Child Care
Back to ask the Doc.

factshet.gif (2140 bytes)
What You Should Know About...

Measles in the Child Care Setting

Measles is caused by the measles virus. Symptoms include a fever, runny nose, cough, and sore and reddened eyes followed by a red-brown blotchy rash. The rash usually starts on the face and spreads down the body, and lasts 3 or more days. Most children with measles become quite ill, but recover with no ill effects. Occasionally, however, measles can lead to pneumonia or inflammation of the brain and permanent disability or death. Adults and very young children tend to have more severe illness.

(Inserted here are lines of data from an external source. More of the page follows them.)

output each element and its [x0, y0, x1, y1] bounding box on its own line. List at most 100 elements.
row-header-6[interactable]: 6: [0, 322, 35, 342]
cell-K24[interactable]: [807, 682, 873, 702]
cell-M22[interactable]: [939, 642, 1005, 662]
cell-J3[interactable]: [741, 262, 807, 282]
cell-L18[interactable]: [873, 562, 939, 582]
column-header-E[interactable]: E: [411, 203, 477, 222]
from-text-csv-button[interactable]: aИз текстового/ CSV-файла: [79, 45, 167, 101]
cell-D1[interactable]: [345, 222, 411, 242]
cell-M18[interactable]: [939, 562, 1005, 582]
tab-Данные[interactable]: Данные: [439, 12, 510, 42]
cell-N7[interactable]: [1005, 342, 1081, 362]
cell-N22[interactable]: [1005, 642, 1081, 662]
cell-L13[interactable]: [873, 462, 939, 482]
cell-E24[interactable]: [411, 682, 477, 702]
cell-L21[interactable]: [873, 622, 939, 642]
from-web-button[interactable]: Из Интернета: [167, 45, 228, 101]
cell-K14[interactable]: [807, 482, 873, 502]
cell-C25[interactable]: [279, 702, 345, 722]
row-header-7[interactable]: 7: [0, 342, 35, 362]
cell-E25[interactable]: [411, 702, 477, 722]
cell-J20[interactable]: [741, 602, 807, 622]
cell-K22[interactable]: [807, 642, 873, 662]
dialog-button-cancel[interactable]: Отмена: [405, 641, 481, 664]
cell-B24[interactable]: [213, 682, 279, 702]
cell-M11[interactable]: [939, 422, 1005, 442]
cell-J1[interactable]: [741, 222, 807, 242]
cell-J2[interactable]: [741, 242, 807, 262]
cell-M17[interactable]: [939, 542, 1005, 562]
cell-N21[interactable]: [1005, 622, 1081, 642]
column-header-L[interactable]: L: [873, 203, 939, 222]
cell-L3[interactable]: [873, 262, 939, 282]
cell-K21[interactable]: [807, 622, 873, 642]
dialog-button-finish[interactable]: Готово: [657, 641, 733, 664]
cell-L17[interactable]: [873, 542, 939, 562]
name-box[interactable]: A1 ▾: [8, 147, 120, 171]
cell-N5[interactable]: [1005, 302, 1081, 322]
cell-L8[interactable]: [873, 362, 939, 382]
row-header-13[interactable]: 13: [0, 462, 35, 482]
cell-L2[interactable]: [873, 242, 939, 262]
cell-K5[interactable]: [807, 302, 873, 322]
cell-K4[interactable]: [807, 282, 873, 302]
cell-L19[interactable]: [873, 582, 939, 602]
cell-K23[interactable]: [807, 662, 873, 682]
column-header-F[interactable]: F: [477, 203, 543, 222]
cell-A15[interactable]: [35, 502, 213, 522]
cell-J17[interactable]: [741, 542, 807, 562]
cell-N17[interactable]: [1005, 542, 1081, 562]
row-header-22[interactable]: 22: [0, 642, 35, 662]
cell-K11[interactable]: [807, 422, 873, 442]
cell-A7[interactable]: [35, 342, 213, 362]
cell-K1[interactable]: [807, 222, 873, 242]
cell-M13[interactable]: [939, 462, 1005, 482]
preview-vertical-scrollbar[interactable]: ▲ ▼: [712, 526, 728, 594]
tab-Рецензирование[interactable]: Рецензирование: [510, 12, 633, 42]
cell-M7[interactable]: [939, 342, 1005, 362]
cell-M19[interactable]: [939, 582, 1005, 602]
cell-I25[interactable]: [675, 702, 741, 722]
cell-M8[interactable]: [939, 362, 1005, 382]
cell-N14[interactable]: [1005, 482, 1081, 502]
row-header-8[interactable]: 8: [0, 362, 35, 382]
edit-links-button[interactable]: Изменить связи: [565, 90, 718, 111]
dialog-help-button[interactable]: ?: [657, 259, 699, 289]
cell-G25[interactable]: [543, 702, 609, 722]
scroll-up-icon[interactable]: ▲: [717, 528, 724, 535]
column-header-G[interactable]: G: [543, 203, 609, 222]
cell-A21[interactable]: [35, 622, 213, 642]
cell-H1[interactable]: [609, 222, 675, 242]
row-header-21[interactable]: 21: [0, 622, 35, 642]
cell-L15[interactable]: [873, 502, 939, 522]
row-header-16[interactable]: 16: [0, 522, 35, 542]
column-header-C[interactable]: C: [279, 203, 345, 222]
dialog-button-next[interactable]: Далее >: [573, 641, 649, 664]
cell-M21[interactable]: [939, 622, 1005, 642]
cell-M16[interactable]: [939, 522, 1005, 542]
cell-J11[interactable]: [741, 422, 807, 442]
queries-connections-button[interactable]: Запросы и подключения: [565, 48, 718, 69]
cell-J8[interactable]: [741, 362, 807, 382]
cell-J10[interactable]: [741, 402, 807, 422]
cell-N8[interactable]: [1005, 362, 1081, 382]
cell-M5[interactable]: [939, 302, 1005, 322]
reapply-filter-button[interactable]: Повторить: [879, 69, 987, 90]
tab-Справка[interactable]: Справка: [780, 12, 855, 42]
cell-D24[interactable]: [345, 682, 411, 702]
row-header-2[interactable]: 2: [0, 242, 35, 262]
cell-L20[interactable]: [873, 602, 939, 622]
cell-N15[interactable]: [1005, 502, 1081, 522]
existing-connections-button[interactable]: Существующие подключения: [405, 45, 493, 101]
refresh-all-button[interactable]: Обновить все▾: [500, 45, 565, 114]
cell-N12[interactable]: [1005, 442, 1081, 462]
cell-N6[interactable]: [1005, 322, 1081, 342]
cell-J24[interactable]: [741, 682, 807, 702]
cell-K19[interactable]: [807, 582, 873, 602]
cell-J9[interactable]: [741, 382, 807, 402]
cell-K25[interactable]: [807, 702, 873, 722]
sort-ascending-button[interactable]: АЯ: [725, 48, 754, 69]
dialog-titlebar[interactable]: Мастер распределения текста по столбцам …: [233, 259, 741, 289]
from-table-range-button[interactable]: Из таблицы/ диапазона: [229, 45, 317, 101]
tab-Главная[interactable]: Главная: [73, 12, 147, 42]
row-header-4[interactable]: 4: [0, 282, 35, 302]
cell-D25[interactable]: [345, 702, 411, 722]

Measles is vaccine preventable. Measles vaccine is administered as part of the MMR (measles, mumps, rubella) vaccine series to children beginning at 12 to 15 months and again at 4 to 6 years of age or 11 to 12 years of age.

Measles is highly contagious and is spread easily from person to person through the air when an infected person coughs or sneezes and a susceptible person inhales the organism. These particles may remain suspended in the air, and persons have become infected simply be being in a room after an infected person has left. Thus, all children and any adult who did not have the disease as a child should be vaccinated. Adults born prior to 1957 are considered immune. Child care providers born after 1956 should receive 2 doses of MMR vaccine, with at least one dose given after 1967 at age 12 months or older.

If a case of measles occurs in your facility: Immediately notify the local health department. They will decide if a special immunization program or other treatment is needed for those in close contact with the infected person. Exclude the infected person from the facility until 5 days after the rash appears. Notify parents. Any unimmunized children and adults should be immunized or excluded from the center until 2 weeks after the rash appears in the last case of measles in the facility. Closely observe all children to determine whether any additional cases may be developing.